As a 16-year-old, Aundrey Burno shot a District police officer in the neck in 1995 for his Glock pistol. Five weeks later, he killed a prostrate teenager who had the audacity to stand up and dust himself off after Burno robbed him.
Burno, behind bars almost ever since, was the protagonist last month of a television documentary, “Thug Life in D.C.,” and told the camera, “I’m the definition of thug. . . . A thug is a person who never had nothing.”
But what Burno did outweighs any theories about why he might have done it, a D.C. Superior Court judge declared yesterday as he sentenced Burno to 45 years to life for the murder of Lionel Watson, the slain teenager.
Judge Henry F. Greene ordered the sentence to run consecutively to the 25 years to life Burno is serving for shooting Officer Gerald Anderson, who survived. Current guidelines suggest Burno, now 20, will be in his eighties before becoming eligible for parole.

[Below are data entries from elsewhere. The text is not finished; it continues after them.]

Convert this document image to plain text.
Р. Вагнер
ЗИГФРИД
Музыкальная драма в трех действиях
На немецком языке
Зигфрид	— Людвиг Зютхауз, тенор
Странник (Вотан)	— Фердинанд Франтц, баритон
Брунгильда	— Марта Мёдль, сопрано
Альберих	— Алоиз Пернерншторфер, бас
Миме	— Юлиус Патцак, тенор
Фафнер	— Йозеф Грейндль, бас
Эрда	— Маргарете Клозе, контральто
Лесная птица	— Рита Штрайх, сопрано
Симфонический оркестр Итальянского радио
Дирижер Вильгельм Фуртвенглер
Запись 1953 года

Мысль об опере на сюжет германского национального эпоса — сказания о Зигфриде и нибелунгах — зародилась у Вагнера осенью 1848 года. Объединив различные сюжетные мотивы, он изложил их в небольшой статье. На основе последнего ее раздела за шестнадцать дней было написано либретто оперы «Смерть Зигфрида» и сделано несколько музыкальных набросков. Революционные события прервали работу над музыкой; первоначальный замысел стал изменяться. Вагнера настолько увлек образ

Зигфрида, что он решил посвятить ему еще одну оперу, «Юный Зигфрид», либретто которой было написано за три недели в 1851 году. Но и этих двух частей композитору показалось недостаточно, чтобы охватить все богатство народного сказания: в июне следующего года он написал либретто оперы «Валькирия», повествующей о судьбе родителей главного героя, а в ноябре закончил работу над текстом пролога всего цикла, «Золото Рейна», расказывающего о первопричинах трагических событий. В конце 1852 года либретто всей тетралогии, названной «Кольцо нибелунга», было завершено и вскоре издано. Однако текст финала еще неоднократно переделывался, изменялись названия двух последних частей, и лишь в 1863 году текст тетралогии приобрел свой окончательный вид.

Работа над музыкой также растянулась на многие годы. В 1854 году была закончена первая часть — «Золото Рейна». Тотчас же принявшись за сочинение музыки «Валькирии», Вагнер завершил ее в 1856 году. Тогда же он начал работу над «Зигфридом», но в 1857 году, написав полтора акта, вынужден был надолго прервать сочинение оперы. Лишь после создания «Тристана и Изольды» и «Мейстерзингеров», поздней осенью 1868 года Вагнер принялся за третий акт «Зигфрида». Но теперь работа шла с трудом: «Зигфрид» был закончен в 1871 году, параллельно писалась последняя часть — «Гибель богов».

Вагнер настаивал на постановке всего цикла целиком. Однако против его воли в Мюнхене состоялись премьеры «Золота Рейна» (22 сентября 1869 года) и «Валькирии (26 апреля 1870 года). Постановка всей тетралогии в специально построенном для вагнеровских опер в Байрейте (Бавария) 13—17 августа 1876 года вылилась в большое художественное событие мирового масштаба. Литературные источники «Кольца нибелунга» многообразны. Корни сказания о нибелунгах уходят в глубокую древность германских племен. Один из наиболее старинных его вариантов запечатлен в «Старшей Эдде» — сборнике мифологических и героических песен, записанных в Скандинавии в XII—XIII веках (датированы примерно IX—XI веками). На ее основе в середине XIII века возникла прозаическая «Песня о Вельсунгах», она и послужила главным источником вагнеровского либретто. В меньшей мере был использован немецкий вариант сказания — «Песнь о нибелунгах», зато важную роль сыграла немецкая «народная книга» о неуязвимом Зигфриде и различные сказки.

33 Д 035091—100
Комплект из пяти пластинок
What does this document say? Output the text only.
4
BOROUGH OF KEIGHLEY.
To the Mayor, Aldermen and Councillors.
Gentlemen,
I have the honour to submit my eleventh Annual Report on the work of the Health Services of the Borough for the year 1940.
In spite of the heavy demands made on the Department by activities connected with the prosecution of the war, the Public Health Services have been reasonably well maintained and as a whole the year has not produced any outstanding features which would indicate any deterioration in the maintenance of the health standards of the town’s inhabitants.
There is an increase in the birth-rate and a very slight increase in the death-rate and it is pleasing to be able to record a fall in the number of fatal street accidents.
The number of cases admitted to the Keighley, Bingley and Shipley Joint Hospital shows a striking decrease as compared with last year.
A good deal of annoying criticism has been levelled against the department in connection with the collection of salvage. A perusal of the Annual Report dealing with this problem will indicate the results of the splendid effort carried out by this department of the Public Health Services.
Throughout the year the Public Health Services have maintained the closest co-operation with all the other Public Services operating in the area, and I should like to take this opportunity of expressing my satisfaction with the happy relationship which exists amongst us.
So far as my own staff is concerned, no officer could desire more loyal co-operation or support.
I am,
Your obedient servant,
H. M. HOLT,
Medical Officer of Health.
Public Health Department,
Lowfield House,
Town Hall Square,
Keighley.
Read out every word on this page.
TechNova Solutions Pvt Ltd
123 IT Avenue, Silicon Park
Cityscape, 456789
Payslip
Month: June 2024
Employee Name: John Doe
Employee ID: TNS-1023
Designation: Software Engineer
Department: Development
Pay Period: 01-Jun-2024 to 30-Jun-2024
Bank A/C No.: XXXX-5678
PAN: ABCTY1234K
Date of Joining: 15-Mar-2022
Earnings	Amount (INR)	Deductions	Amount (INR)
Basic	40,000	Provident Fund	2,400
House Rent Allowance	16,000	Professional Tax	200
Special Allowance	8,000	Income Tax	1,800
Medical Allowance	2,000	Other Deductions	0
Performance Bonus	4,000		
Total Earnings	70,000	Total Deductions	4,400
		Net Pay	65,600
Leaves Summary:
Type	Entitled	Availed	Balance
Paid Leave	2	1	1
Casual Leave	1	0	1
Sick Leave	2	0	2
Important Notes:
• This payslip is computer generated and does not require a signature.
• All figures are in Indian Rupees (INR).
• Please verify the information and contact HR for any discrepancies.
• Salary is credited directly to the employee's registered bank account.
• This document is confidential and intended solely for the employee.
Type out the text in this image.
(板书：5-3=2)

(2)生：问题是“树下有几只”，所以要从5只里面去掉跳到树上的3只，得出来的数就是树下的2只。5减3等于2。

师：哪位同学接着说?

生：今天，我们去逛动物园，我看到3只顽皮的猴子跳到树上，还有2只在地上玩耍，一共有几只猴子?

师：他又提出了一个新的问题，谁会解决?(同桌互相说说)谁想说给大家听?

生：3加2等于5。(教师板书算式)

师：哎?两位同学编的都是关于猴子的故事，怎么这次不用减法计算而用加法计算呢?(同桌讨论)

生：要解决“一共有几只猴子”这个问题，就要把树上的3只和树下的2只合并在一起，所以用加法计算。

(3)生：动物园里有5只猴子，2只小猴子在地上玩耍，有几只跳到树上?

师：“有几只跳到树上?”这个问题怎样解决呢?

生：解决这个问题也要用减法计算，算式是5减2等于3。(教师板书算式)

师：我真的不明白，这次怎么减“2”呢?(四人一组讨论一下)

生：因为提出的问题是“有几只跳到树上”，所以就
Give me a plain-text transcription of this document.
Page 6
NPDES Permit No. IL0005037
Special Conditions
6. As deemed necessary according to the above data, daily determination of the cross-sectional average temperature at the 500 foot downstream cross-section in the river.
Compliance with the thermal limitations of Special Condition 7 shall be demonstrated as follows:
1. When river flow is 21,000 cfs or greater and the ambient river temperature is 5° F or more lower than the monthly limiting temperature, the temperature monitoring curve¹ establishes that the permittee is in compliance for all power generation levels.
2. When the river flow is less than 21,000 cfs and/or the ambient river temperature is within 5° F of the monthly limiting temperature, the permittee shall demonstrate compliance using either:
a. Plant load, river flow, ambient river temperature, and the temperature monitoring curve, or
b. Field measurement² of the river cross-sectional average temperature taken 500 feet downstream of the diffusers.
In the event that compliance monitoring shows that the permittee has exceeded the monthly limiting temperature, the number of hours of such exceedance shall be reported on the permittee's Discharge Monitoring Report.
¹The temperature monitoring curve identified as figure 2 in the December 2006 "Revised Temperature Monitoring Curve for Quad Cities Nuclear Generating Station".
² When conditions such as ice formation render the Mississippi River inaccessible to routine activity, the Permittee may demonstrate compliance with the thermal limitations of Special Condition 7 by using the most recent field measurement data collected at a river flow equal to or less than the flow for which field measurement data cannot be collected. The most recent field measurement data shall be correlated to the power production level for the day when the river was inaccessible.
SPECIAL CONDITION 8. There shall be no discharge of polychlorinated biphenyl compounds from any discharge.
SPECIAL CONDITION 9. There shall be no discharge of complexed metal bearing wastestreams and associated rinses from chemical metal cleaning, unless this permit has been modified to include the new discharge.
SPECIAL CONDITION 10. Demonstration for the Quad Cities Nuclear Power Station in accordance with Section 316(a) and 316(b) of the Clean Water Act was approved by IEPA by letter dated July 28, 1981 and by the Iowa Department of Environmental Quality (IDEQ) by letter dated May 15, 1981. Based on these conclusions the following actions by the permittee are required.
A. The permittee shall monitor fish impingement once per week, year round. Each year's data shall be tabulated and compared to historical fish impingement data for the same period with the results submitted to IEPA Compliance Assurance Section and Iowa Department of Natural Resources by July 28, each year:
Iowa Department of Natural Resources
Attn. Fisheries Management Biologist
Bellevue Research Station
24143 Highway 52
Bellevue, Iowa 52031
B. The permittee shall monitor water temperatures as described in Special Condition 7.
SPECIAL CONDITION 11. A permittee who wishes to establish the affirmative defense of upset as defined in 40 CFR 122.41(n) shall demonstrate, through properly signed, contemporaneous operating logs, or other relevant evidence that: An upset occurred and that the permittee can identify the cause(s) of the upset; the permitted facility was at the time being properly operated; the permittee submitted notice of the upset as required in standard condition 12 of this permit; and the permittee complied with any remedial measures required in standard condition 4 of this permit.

Never had he seen a criminal less likely to be rehabilitated, Greene said, rejecting a defense request that he consider Burno’s raw upbringing and his youth at the time of the shootings.
“It may well be that this man has emotional and psychological scars,” Greene told a crowded courtroom. But concurrent prison time, the judge argued, would say “to the community and to Mr. Watson’s family that Mr. Burno basically got a free murder after he shot Officer Anderson.”
Burno shook his head silently as Greene passed sentence.
The life and times of Aundrey Burno occupied an emotional hour of national television last month when HBO broadcast a documentary of his jailhouse existence. The complex portrait ranged among Burno’s moods--bravado and anger, resignation and pain.
“I’m already dead,” he said at one point. “I came here when I was 16 years old. I came here on a one-way trip to prison. I’m about to become a grown man in here.”
Burno told the filmmakers that he had been stabbed in prison, and had done some stabbing of his own. He said he would return to the community “and kill again if I have to. I’m going to do what I have to to survive.”
Assistant U.S. Attorney Jennifer M. Collins said Burno’s written thoughts and his comments to filmmakers are a “shockingly graphic display.”
The film’s two producers, however, wrote the judge that Burno’s comments should not be taken out of context.
“There is someone behind the mask who is capable of changing,” said Marc Levin and Daphne Pinkerson, of Off Line Entertainment Group. “When we interviewed him alone, we saw a more introspective and eloquent young man with great potential.”
Defense attorney Robert Scott urged Greene to add no extra prison time. When Burno was born, he said, his father already was in prison. Uncles and cousins also did time. Burno was in court before he turned 13.
“Mr. Burno is a person who is, for lack of a better word, psychologically, emotionally and educationally scarred by his upbringing,” Scott said. “All he learned, unfortunately, was a life of violence. There is something wrong with a society that breeds these type of individuals. Mr. Burno, at his age, cannot be held totally responsible.”
Burno, enamored of the semiautomatic pistols carried by D.C. police officers, ambushed Anderson at 3:30 a.m. on Sept. 16, 1995. As Anderson left a convenience store on Martin Luther King Jr. Avenue SE, Burno fired one shot into his neck. He tried to shoot again, but the gun jammed.
Although Burno shouted, “I killed him! I killed him!,” Anderson lived. Burno and an accomplice fled without grabbing the gun. A jury convicted him of assault with intent to rob.
On Oct. 24, 1995, Watson was walking through a parking lot in the 2800 block of Robinson Place SE after stopping at an ice cream truck. Burno, needing money to buy drugs, figured the 18-year-old as an easy mark, witnesses said.
Burno told Watson to lie on the ground, then rifled his pockets. Seeing that Watson had neither money nor gun, Burno started to walk away. Watson stood up and brushed himself off. Burno told him, “Lay your ass back down.”
Watson complied. Burno straddled Watson and shot him three times. A jury convicted him of first-degree murder.
When arrested Jan. 16, 1996, Burno told police that he shot Watson and Anderson. He later contended that police battered him to obtain the videotaped confession.
But Greene said that there is no evidence of police misconduct and that he is satisfied “beyond a shadow of a doubt” that Burno killed Watson.
“I’m still searching for myself. I’m still lost in the life of thug life,” Burno, in a reflective mood, told his younger brother in the HBO film. “Don’t die for no street. It’s rough back here. You can be better than me. In a positive way.”
At the end of the film, Burno is asked how things will end for him in prison.
“I die,” Burno replies. “I ain’t got me surviving.”